This feature is only available on Chainloop’s platform paid plans.

With Chainloop, you can continuously evaluate SLSA compliance posture of your projects in three steps:

  • Configure your Chainloop Workflow to use the slsa-checks policy group and attach the SLSA framework to your project.
  • Configure your CI workflow to generate OIDC tokens so we can do runner verification.
  • Automatically verify SLSA compliance using Chainloop platform.

1 - Configure your Chainloop Workflow

We start by configuring Chainloop Workflow (full docs available here). We assume you already have chainloop command line tool available in your local environment (if you don’t have a look at the installation docs:

chainloop workflow create --name "build-and-test" --project "skynet" --team "cyberdyne core"

We created a new workflow, but it is empty for now meaning that it doesn’t have any kind of materials. We should add any binaries, container images, or any kind of Chainloop supported material to our contact. We do this by using the following command (you can see an example contract by looking at the example file available in GitHub):

chainloop workflow contract update --name build-and-test -f https://raw.githubusercontent.com/chainloop-dev/chainloop/main/docs/examples/contracts/slsa/github.yaml

The above example is a generic one, but for a very simple contract that includes a single container image we could go with a following contract definition:

schemaVersion: v1

materials:
  - type: CONTAINER_IMAGE
    name: container

policyGroups:
  - ref: slsa-checks
    with:
      runner: GITHUB_ACTION # or GITLAB_PIPELINE

The above contract file specifies one material - a CONTAINER_IMAGE representing our container image. We can add it during the build. We also included the policyGroups section and referenced the slsa-checks that performs all the required checks for the SLSA framework.

2 - Configure your CI workflow to perform runner verification

The following section assumes you are using GitHub or GitLab as your build platform. More platforms are in the works, if you can’t see yours, please contact us.

To perform the checks you need to modify your workflow file like this

GitHub Action

Add id_token write permission to your GitHub workflow file so Chainloop can verify that you are using a trusted runner.

permissions:
  id-token: write

GitLab Pipeline

If you are already performing keyless attestations, you can skip this step.

For GitLab CI, the chainloop CLI will expect a GitLab OIDC token that’s retrieved either from an environment variable called GITLAB_OIDC or performing keyless attestations.

In either way, the .gitlab-ci.yml file could look like this:

id_tokens:
  GITLAB_OIDC:
    aud: chainloop # make sure the audience is chainloop

Once done, just perform a regular attestation process.

3 - Verifying SLSA level in Chainloop

Now that we are already generating SLSA provenance and including it in the Chainloop attestation, we need to associate the SLSA Framework with the project we want to start monitoring SLSA compliance for.

You can do that by going to the Project and selecting the project of you choice and updating it in the Update Project section of that page.

Once that is done you will be able to see the SLSA compliance in the Frameworks section of the project associated with the SLSA framework.

To learn more about each of the automatic and manual evidence head over to the Frameworks section in the Chainloop Platform UI and check the SLSA 1.1 framework.

4 - Troubleshooting

When working with SLSA attestation you might run into the following errors:

Runner not Authenticated

Chainloop will report that runner is not authenticated or that the workflow file path is missing when the OIDC token can’t be retrieved.
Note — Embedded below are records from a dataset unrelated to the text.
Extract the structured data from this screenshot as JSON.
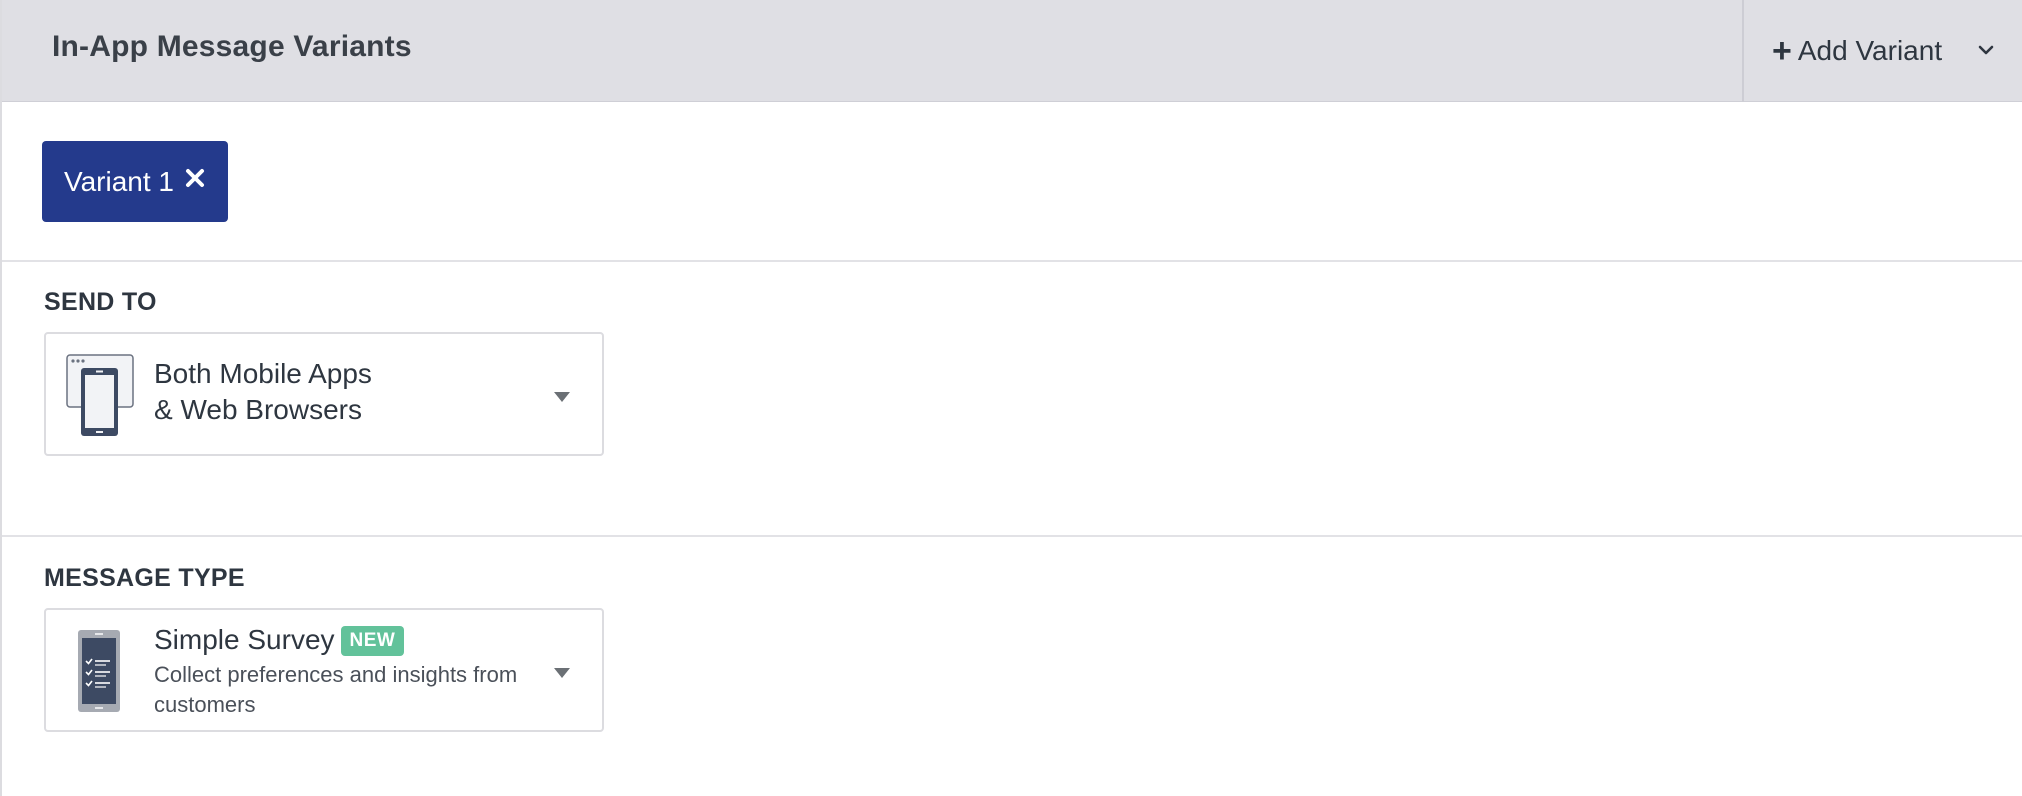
{
  "header": {
    "title": "In-App Message Variants",
    "add_variant_label": "Add Variant"
  },
  "variants": [
    {
      "label": "Variant 1"
    }
  ],
  "send_to": {
    "section_label": "SEND TO",
    "selected_line1": "Both Mobile Apps",
    "selected_line2": "& Web Browsers",
    "icon": "mobile-and-web-icon"
  },
  "message_type": {
    "section_label": "MESSAGE TYPE",
    "selected_title": "Simple Survey",
    "badge": "NEW",
    "selected_description": "Collect preferences and insights from customers",
    "icon": "survey-phone-icon"
  },
  "colors": {
    "header_bg": "#dfdfe4",
    "variant_tab_bg": "#243a8c",
    "new_badge_bg": "#62c29a"
  }
}
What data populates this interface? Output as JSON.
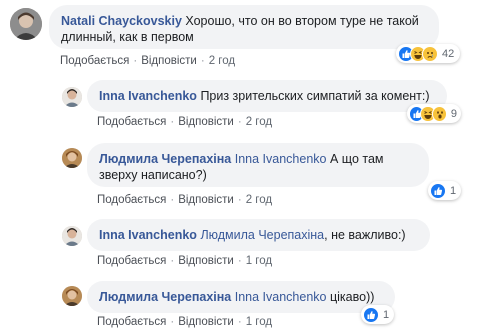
{
  "comments": [
    {
      "author": "Natali Chayckovskiy",
      "mention": "",
      "text": "Хорошо, что он во втором туре не такой длинный, как в первом",
      "actions": {
        "like": "Подобається",
        "reply": "Відповісти",
        "time": "2 год"
      },
      "reactions": {
        "icons": [
          "like-icon",
          "haha-icon",
          "sad-icon"
        ],
        "count": "42"
      }
    },
    {
      "author": "Inna Ivanchenko",
      "mention": "",
      "text": "Приз зрительских симпатий за комент:)",
      "actions": {
        "like": "Подобається",
        "reply": "Відповісти",
        "time": "2 год"
      },
      "reactions": {
        "icons": [
          "like-icon",
          "haha-icon",
          "wow-icon"
        ],
        "count": "9"
      }
    },
    {
      "author": "Людмила Черепахіна",
      "mention": "Inna Ivanchenko",
      "text": "А що там зверху написано?)",
      "actions": {
        "like": "Подобається",
        "reply": "Відповісти",
        "time": "2 год"
      },
      "reactions": {
        "icons": [
          "like-icon"
        ],
        "count": "1"
      }
    },
    {
      "author": "Inna Ivanchenko",
      "mention": "Людмила Черепахіна",
      "text": ", не важливо:)",
      "actions": {
        "like": "Подобається",
        "reply": "Відповісти",
        "time": "1 год"
      },
      "reactions": null
    },
    {
      "author": "Людмила Черепахіна",
      "mention": "Inna Ivanchenko",
      "text": "цікаво))",
      "actions": {
        "like": "Подобається",
        "reply": "Відповісти",
        "time": "1 год"
      },
      "reactions": {
        "icons": [
          "like-icon"
        ],
        "count": "1"
      }
    }
  ],
  "colors": {
    "author": "#385898",
    "bubble": "#f2f3f5",
    "like": "#1877f2",
    "emoji": "#f7c23b"
  }
}
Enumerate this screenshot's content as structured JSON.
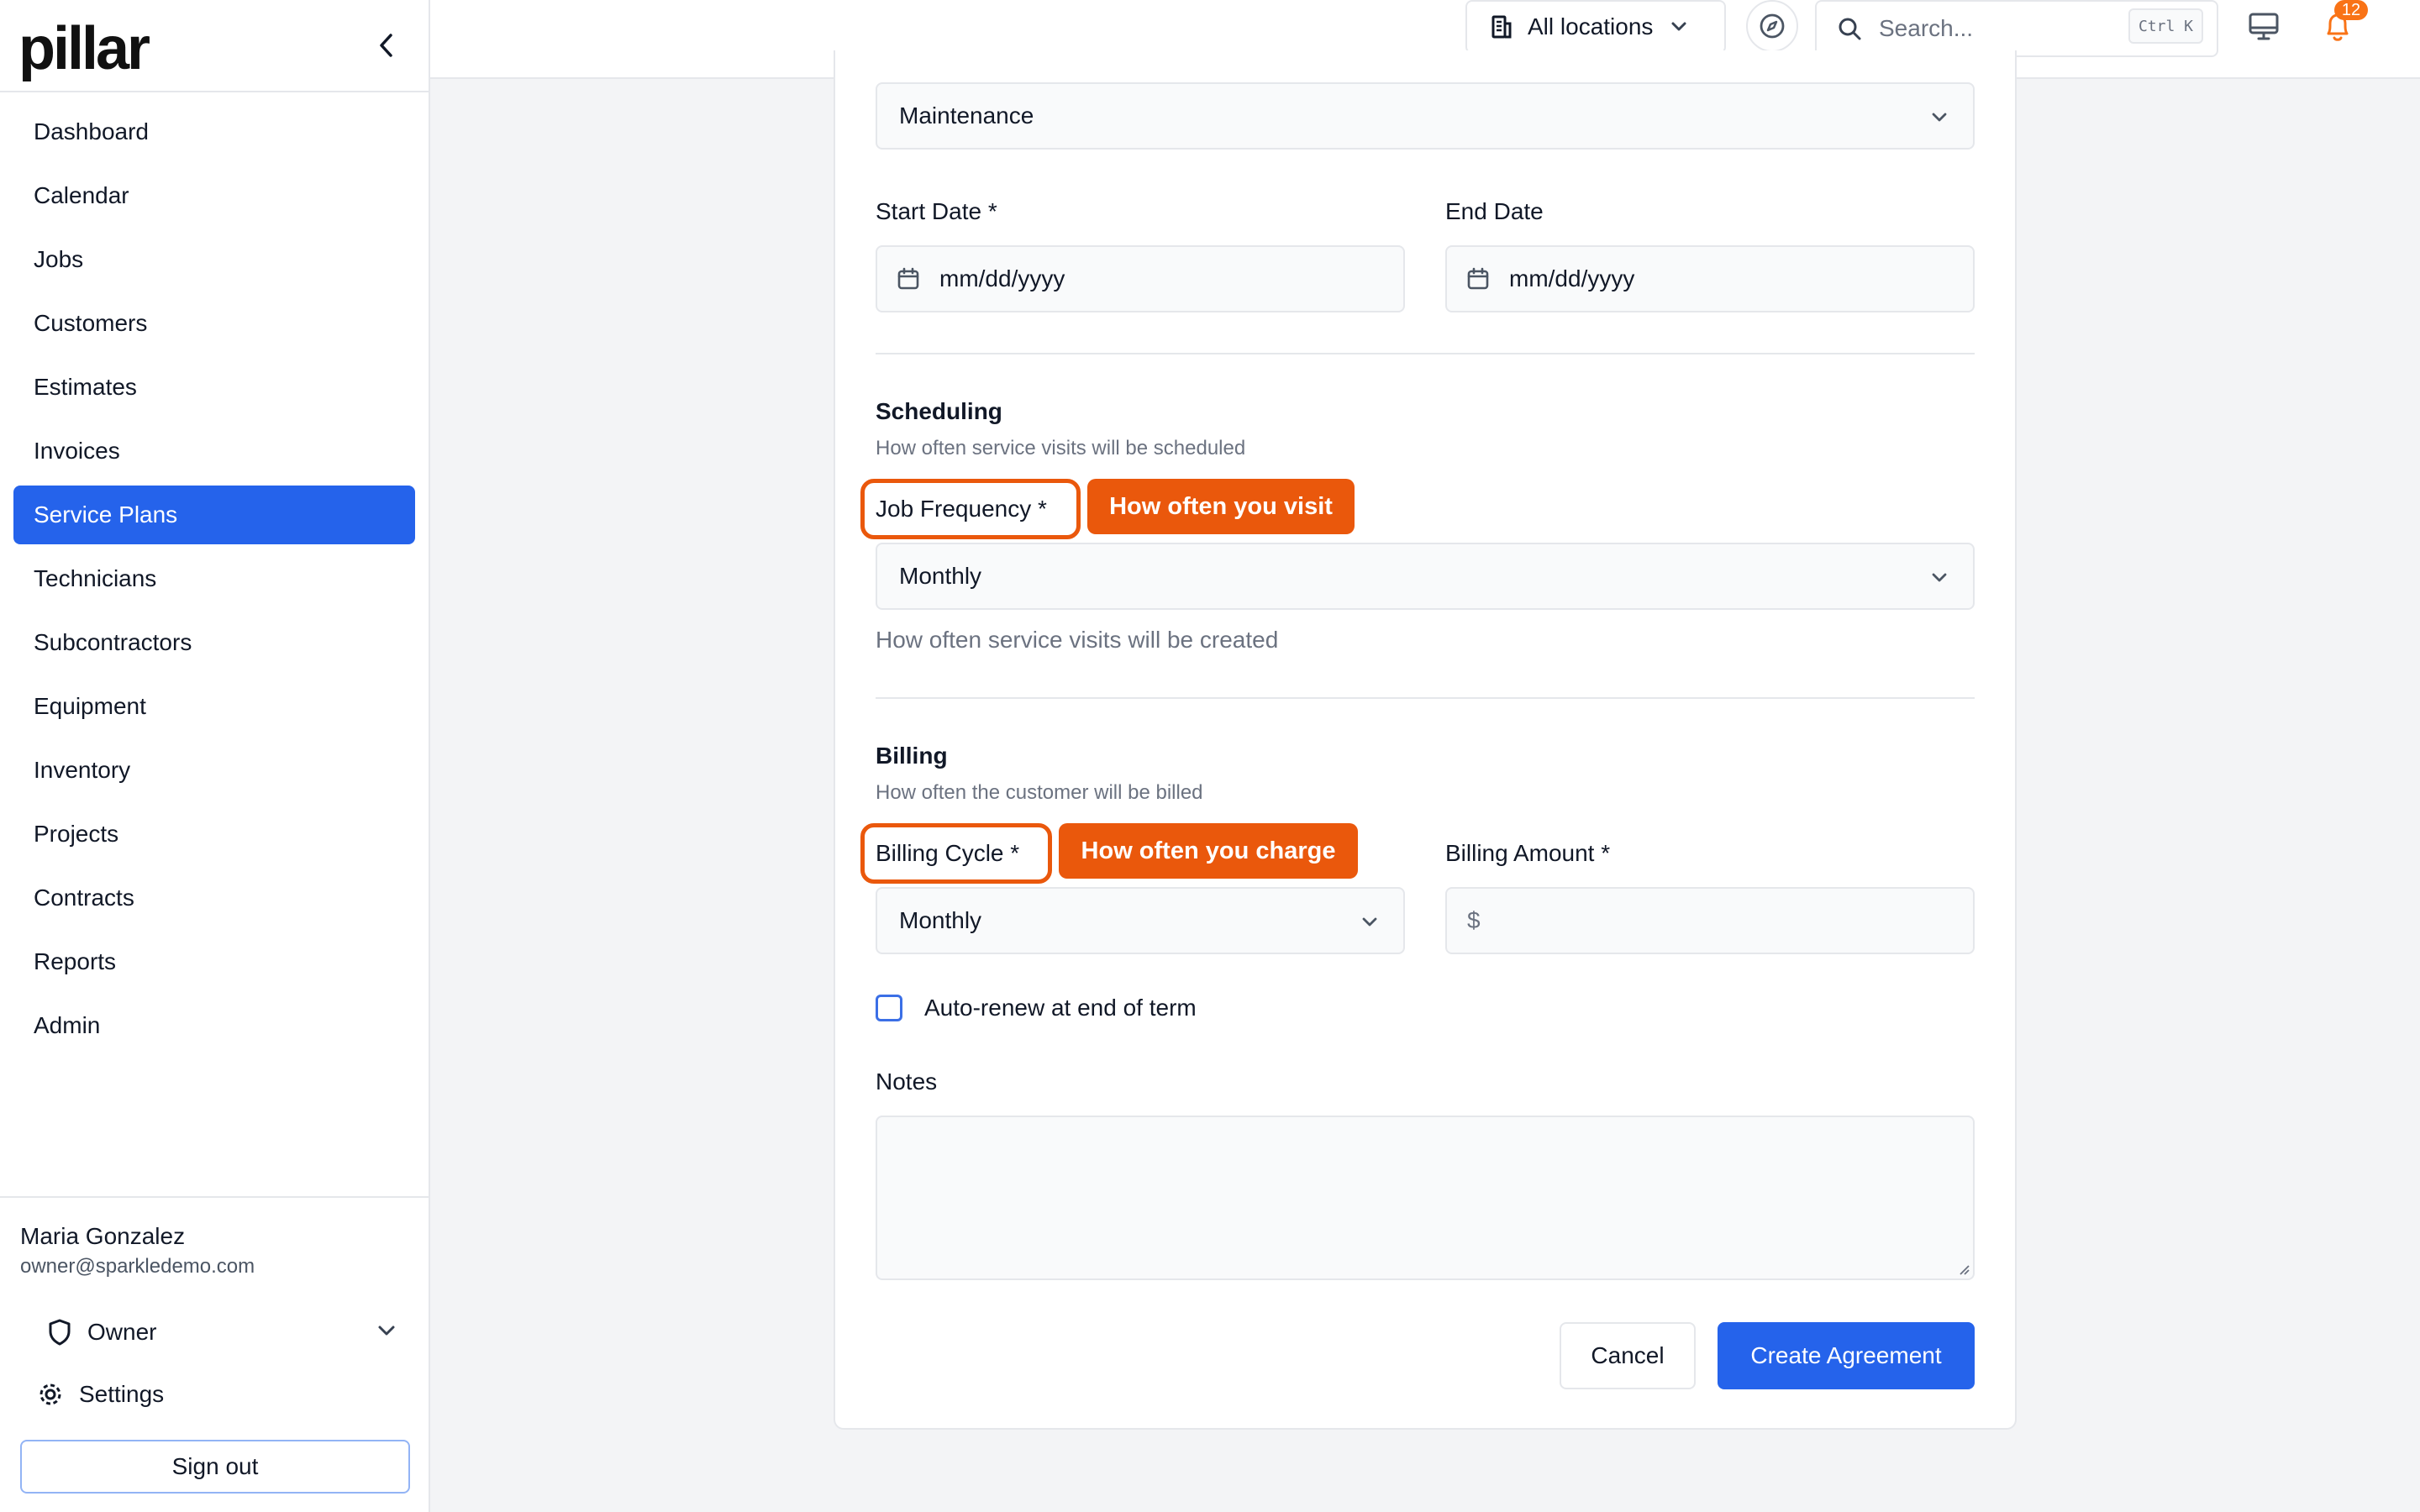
{
  "sidebar": {
    "logo": "pillar",
    "nav": [
      {
        "label": "Dashboard"
      },
      {
        "label": "Calendar"
      },
      {
        "label": "Jobs"
      },
      {
        "label": "Customers"
      },
      {
        "label": "Estimates"
      },
      {
        "label": "Invoices"
      },
      {
        "label": "Service Plans",
        "active": true
      },
      {
        "label": "Technicians"
      },
      {
        "label": "Subcontractors"
      },
      {
        "label": "Equipment"
      },
      {
        "label": "Inventory"
      },
      {
        "label": "Projects"
      },
      {
        "label": "Contracts"
      },
      {
        "label": "Reports"
      },
      {
        "label": "Admin"
      }
    ],
    "user": {
      "name": "Maria Gonzalez",
      "email": "owner@sparkledemo.com",
      "role": "Owner"
    },
    "settings_label": "Settings",
    "signout_label": "Sign out"
  },
  "topbar": {
    "location_label": "All locations",
    "search_placeholder": "Search...",
    "search_shortcut": "Ctrl K",
    "notification_count": "12"
  },
  "form": {
    "type_value": "Maintenance",
    "start_date_label": "Start Date *",
    "start_date_placeholder": "mm/dd/yyyy",
    "end_date_label": "End Date",
    "end_date_placeholder": "mm/dd/yyyy",
    "scheduling": {
      "title": "Scheduling",
      "subtitle": "How often service visits will be scheduled",
      "job_frequency_label": "Job Frequency *",
      "job_frequency_callout": "How often you visit",
      "job_frequency_value": "Monthly",
      "job_frequency_helper": "How often service visits will be created"
    },
    "billing": {
      "title": "Billing",
      "subtitle": "How often the customer will be billed",
      "billing_cycle_label": "Billing Cycle *",
      "billing_cycle_callout": "How often you charge",
      "billing_cycle_value": "Monthly",
      "billing_amount_label": "Billing Amount *",
      "currency_symbol": "$"
    },
    "auto_renew_label": "Auto-renew at end of term",
    "notes_label": "Notes",
    "cancel_label": "Cancel",
    "submit_label": "Create Agreement"
  },
  "colors": {
    "primary": "#2563eb",
    "callout": "#ea580c",
    "badge": "#f97316"
  }
}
The errors that you might see in your SLSA policies execution are:

  • Runner is not authenticated
  • Runner workflow file path is missing or is empty

The remediation depends on the build platform you are using:

When using GitHub Actions, make sure that the id_token permission is set on the workflow level, not job level. For example:

permissions:
  id-token: write

Runner Environment is not Valid

Chainloop will report that runner environment is not valid when the runner environment is not as the one provided in the policy. This means that the build runner platform is not as expected. The expected and actual runner platform are provided in the error message.

The errors that you might see in your SLSA policies execution are:

  • Runner environment is not valid

Keyless Signatures not Supported

Chainloop will report that keyless signatures are not supported when the provenance is not signed. Verify that your build platform is using the newest version of Chainloop.

The errors that you might see in your SLSA policies execution are:

  • Keyless signing configuration is invalid or not found

5 - Manual Evidence Explained

Chainloop uses a number of manual evidence to verify the SLSA requirements that you need to ensure are fulfilled in order to get SLSA Level 3 compliance. The description of the evidence can be found in Chainloop SLSA reference.